A Novel Approach to Detect Programed Death Ligand 1 (PD-L1) Status and Multiple Tumor Mutations Using a Single Non–Small-Cell Lung Cancer (NSCLC) Bronchoscopy Specimen

Abstract

Multiple biomarkers are under evaluation to guide the use of immune checkpoint inhibitors in non–small-cell lung cancer (NSCLC), including programed death ligand 1 (PD-L1) tumor cell staining. We have developed a new approach that accurately quantifies PD-L1 status and identifies multiple mutations by using a single bronchoscopy specimen. A novel molecular marker was identified to detect the presence of malignant cells in radial endobronchial ultrasound bronchial brushings from NSCLC (n = 15) and benign (n = 13) nodules by quantitative real-time RT-PCR (RT-qPCR). The MMP9:TIMP3 transcript ratio was significantly increased in NSCLC and using receiver operating characteristic curve analysis accurately discriminated malignant and benign bronchoscopy specimens (area under the curve = 0.98; 95% CI, 0.93–1; P < 0.0001). Utilizing the same specimens, PD-L1 expression and multiple oncogenic mutations were detected by RT-qPCR and next-generation sequencing.
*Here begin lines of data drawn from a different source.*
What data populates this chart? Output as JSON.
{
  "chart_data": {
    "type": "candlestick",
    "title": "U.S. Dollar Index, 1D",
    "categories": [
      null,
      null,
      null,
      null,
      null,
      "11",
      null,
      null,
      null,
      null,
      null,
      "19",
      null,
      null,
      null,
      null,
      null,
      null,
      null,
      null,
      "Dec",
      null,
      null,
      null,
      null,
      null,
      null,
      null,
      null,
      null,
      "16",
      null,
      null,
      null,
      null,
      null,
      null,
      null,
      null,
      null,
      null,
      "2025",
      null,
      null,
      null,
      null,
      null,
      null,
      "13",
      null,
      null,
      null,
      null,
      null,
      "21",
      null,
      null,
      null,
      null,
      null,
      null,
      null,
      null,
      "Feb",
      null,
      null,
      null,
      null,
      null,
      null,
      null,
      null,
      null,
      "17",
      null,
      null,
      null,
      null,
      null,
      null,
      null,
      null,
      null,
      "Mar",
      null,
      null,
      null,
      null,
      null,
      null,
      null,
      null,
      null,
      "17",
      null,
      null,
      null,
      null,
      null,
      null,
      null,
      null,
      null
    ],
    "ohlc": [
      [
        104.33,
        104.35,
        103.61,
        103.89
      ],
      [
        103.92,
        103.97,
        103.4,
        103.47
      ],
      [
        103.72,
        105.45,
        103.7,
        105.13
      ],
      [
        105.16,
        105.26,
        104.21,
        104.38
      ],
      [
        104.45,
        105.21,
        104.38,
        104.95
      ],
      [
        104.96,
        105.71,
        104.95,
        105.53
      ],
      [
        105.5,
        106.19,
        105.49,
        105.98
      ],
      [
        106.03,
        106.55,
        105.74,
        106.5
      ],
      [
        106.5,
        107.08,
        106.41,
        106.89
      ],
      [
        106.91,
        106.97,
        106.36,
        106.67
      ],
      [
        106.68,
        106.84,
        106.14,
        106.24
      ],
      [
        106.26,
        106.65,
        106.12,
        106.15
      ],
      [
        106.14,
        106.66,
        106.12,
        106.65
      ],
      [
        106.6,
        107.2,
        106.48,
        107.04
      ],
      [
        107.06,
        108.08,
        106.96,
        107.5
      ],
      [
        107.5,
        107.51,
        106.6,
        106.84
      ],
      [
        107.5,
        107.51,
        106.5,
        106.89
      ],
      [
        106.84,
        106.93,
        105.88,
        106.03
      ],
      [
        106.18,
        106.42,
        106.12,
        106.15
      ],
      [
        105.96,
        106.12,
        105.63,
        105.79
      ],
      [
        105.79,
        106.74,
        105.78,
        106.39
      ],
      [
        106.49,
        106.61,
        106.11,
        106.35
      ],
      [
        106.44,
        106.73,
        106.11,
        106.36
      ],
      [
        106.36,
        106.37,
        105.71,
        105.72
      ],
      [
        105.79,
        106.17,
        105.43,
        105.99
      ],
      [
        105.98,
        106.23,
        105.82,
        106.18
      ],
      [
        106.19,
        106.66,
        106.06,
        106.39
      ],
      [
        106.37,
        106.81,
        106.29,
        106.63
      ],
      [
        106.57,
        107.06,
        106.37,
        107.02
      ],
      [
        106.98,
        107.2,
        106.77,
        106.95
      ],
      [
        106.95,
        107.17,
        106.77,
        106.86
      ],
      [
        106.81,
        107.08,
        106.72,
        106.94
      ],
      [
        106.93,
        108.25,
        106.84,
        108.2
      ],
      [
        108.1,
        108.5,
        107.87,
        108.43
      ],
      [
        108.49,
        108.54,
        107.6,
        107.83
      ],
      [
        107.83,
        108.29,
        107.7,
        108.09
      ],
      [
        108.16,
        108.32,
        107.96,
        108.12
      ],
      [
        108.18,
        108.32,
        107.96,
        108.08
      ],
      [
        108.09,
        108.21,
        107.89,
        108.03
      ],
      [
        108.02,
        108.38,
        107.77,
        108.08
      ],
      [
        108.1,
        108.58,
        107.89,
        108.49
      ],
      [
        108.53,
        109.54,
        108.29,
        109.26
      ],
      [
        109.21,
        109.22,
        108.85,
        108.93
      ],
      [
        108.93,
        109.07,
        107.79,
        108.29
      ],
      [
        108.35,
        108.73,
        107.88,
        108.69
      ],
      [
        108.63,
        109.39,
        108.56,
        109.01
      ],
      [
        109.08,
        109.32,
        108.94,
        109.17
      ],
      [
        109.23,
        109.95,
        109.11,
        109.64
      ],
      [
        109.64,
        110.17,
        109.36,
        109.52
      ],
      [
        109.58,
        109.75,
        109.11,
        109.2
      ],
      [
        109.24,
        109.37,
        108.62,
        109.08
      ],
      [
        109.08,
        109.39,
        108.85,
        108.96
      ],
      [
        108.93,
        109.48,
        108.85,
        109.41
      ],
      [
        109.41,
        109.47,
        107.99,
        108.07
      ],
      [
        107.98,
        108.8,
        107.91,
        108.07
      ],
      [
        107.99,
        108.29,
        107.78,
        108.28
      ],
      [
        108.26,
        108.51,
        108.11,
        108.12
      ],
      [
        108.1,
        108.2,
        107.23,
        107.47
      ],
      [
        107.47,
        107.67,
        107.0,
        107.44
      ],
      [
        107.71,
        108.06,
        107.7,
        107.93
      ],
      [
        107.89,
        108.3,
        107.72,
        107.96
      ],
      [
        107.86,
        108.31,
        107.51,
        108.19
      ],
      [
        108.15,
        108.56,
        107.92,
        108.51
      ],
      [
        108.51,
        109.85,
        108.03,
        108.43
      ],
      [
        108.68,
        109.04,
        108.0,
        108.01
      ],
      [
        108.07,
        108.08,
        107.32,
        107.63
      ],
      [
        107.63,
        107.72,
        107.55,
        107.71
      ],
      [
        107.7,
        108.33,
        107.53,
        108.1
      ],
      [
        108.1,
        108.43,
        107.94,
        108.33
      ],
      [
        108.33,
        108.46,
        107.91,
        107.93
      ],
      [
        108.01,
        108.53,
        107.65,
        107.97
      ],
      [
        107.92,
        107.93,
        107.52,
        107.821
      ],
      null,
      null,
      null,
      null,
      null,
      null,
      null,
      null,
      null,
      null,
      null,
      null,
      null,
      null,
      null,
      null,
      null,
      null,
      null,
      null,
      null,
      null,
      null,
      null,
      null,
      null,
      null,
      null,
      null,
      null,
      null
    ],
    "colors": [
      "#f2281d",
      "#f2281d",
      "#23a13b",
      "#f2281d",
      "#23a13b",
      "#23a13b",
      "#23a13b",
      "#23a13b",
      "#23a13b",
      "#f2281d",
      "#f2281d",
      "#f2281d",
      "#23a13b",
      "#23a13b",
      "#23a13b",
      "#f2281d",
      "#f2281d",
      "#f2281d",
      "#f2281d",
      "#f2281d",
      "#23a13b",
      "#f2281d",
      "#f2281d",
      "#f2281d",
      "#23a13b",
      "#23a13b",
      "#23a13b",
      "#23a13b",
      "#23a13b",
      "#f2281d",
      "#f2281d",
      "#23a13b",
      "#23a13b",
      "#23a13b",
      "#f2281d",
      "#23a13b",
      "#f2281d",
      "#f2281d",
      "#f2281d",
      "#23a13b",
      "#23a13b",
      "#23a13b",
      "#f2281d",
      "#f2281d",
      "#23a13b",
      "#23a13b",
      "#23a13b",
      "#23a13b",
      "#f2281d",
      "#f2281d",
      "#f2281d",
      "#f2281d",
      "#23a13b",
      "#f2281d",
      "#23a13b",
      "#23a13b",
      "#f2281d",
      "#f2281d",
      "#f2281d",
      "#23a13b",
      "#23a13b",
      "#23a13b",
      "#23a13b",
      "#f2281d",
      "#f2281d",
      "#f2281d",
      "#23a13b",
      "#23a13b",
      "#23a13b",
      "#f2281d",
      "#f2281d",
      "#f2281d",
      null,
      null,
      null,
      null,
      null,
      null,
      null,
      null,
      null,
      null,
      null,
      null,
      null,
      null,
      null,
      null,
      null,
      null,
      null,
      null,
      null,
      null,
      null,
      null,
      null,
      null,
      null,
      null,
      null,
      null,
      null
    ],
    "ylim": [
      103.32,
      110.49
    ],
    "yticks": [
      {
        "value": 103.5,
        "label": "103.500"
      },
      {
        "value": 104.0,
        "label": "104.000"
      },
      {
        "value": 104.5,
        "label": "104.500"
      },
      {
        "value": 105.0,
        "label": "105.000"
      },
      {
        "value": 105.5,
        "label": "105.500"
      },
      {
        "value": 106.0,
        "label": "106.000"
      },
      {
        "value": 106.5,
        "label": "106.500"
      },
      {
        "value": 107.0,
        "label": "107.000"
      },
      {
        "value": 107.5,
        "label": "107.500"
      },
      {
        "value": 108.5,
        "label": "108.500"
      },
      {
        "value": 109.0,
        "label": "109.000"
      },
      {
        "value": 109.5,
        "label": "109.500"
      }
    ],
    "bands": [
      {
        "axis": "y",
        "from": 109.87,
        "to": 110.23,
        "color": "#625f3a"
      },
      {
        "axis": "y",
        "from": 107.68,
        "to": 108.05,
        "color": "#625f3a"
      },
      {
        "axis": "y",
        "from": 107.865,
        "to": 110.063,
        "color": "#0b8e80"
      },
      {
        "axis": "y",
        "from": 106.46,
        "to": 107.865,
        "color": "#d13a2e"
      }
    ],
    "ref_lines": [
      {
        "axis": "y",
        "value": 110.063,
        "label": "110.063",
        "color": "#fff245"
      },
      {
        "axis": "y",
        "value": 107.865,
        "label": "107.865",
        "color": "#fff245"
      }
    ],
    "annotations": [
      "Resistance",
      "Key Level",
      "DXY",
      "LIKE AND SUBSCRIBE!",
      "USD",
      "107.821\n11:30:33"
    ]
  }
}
A second archive of snap-frozen squamous cell carcinoma (n = 40) and control (n = 20) biopsies with matching formalin-fixed, paraffin-embedded slides were used to compare PD-L1 status by immunohistochemistry and RT-qPCR. The biopsy cohort confirmed that the MMP-9:TIMP3 ratio was predictive of malignancy and demonstrated that PD-L1 transcript expression was concordant with PD-L1 tumor cell membrane staining in NSCLC (Spearman r = 0.636, P < 0.0001). This rapid molecular approach can detect malignant cells and using the same single bronchoscopy specimen can generate high-quality unfixed nucleic acid that accurately quantify PD-L1 status and identify multiple oncogenic mutations.